NRF2 is a transcription factor chronically hyperactive in squamous tumors, driving tumor survival, treatment resistance, immune evasion, and metabolic reprogramming. The tumor cannot function without it.

Despite its importance in cancer biology, NRF2 has remained difficult to target effectively using traditional therapeutic approaches. CXR101, our lead program, is designed to change that.

Current cancer therapies largely target the mutations that initiate tumors. CXR101 targets the biology sustaining them.

Designed for localized precision, CXR101 is a genetic medicine that uses a proprietary CRISPR-based approach to knock out NRF2 directly at the tumor site via ionizable lipid nanoparticles (LNP), concentrating activity where it is needed most while limiting systemic exposure. Remove NRF2, the tumor’s survival engine, and it collapses.

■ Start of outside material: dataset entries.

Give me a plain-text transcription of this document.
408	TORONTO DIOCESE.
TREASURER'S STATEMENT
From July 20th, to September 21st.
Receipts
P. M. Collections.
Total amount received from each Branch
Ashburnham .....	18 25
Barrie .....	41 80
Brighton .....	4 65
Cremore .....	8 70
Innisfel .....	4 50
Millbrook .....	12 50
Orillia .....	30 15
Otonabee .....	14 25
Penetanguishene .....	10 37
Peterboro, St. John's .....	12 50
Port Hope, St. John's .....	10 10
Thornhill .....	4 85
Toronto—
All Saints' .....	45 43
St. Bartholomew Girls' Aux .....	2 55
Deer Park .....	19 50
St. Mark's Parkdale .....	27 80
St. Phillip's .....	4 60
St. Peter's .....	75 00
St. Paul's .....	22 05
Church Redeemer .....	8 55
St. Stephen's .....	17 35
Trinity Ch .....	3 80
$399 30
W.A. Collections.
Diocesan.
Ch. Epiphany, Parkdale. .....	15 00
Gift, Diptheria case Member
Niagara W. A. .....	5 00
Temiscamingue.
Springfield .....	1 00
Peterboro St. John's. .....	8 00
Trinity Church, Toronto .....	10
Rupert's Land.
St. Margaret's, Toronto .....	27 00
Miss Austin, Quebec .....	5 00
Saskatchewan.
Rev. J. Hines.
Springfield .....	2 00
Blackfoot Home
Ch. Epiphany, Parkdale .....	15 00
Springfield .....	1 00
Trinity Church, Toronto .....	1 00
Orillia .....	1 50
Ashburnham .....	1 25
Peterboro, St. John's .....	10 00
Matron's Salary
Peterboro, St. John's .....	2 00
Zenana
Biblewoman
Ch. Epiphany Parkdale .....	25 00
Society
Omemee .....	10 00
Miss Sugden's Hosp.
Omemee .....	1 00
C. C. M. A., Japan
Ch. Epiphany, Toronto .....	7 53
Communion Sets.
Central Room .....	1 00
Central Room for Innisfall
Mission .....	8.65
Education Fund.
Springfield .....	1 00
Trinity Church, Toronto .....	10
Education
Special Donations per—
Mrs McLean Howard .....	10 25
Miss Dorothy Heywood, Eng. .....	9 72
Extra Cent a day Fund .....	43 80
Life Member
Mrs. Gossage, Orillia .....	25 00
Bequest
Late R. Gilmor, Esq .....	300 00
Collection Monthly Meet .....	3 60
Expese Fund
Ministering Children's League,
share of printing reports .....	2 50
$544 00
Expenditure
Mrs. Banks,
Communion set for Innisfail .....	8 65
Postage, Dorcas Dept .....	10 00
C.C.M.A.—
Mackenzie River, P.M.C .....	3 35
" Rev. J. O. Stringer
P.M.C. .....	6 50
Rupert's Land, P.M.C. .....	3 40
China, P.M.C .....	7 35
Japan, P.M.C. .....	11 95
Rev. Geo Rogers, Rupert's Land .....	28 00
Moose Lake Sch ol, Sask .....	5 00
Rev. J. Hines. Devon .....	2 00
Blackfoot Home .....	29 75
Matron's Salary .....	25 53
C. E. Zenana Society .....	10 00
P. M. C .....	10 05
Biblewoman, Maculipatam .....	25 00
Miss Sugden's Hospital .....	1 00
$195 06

For decades, treatment has relied on chemotherapy and radiation: therapies that destroy healthy tissue alongside cancerous cells and impose severe systemic toxicity. Most patients endure cycles of aggressive treatment, lose quality of life, and still face relapse.

Where conventional gene therapies target the biology that initiated the cancer, CXR101 targets what sustains it, collapsing proliferation, immune evasion, and metabolic reprogramming. CXR101 aims to ensure that patients are no longer subjected to relentless cycles of therapy that diminish the life they are fighting to preserve.